National Army Museum, Waiouru, New Zealand : Military History & Army War Museum

Women and the War Effort

During World War Two, over 75,000 women volunteered for work to assist the war effort and this effort was co-ordinated by the Women’s War Auxiliary Service (WWSA). Formed in 1940, the WWSA kept a registry of all women and organised voluntary workers as required.

In 1941 a Hospital Division of the WWSA was formed with the idea of bringing women from New Zealand to serve with the 2 New Zealand Expeditionary Force (NZEF) in Egypt.

The women of the WWSA Hospital Division took on a variety of roles in and around hospitals from working in the wards to laundry and clerical duties. It was decided that nursing orderlies be used together with clerks. The requirement for those working in the nursing section was that they must have 60 hours hospital training, whilst those in the clerical section was that they must be highly qualified and be able to show a high standard of efficiency. Matron-in-Chief, Miss Nutsey insisted that they be referred to as ‘nurses’ however many referred to the women as Voluntary Aides (VAs).

In December 1941 a cable arrived from the Middle East approving a contingent of 200 who were dispatched for 3 Hospital, Cairo, Egypton December 22nd with 4 officers, 182 nursing orderlies (nurses) and 14 shorthand typists (clerks) aboard.

The HS Maunganui stopped off in Australia and due to overcrowding unloaded 59 of the women. One was sent back home due to illness and the rest remained in Northam Perth for an extra month before sailing for Cairo. These women became known as the “Northam girls”.

On 24th January 1942 in Egypt, the WWSA (Hospital Division) was formed as an official unit of the 2 NZEF. The nursing orderlies worked as assistants in the wards. Their duties were bed-making, taking temperatures, serving meals, sweeping, cleaning and helping in the kitchen.

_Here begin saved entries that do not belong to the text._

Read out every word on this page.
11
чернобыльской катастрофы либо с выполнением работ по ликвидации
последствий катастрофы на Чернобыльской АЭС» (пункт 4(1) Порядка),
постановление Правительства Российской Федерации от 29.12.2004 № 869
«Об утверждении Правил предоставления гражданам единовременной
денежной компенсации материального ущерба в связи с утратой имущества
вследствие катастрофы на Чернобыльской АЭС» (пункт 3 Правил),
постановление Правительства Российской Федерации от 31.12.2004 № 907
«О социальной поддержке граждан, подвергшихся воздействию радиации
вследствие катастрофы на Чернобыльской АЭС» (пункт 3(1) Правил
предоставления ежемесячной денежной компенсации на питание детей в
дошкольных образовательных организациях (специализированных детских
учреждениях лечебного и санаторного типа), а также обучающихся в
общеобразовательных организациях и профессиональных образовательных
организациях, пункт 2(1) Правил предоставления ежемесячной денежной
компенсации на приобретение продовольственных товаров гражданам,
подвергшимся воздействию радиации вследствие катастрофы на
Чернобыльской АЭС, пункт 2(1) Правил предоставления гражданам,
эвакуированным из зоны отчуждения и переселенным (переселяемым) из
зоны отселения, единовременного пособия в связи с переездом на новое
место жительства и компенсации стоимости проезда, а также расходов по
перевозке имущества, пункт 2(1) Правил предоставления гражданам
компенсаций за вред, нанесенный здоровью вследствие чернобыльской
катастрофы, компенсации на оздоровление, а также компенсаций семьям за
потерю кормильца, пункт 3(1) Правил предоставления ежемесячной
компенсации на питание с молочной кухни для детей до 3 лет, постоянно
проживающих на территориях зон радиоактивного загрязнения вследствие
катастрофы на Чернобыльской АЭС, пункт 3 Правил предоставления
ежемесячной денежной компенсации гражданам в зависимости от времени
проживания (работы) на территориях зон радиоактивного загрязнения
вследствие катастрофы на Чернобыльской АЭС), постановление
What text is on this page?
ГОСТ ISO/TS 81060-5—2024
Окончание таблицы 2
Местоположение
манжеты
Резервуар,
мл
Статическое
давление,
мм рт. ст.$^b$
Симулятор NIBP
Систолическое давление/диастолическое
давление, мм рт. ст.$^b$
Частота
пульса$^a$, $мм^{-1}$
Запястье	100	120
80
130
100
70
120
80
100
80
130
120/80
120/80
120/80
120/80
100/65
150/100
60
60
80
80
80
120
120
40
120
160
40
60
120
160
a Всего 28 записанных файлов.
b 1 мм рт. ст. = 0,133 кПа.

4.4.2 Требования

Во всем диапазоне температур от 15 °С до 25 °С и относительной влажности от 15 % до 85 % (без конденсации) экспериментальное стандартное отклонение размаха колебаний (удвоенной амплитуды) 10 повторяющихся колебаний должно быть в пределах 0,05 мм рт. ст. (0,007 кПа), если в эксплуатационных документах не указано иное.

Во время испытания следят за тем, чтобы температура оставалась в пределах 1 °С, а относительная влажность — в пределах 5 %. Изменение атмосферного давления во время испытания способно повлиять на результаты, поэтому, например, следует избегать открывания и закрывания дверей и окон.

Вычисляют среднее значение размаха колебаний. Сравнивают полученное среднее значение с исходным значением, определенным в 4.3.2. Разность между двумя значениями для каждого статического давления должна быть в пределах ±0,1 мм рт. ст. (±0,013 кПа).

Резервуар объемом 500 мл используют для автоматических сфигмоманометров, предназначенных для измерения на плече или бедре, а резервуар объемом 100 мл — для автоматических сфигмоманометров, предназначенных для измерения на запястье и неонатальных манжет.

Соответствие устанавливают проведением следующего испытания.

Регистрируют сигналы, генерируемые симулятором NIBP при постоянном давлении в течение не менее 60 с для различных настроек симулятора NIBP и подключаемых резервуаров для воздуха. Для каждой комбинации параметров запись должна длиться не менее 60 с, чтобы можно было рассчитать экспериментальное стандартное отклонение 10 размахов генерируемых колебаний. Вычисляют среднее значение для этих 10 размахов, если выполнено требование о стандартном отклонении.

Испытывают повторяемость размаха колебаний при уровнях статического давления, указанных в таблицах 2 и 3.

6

The rest worked in the clerical section, in hospital offices, replacing the men who were sent into the field, and some were employed in Quarter Master (QM) stores and hospital X-ray departments where their duties included shorthand, typing and other office tasks.

One of the Northam girls was Second Lieutenant Martha Denman Grigg. Martha attested in 1941 aged 30 and worked in admin for the WWSA in Egypt and Italy. She was Mentioned in Despatches for distinguished service. The National Army Museum was lucky enough to recently receive a number of her personal items including her medal group which is currently in preparation for mounting to go into the museum’s Medal Repository.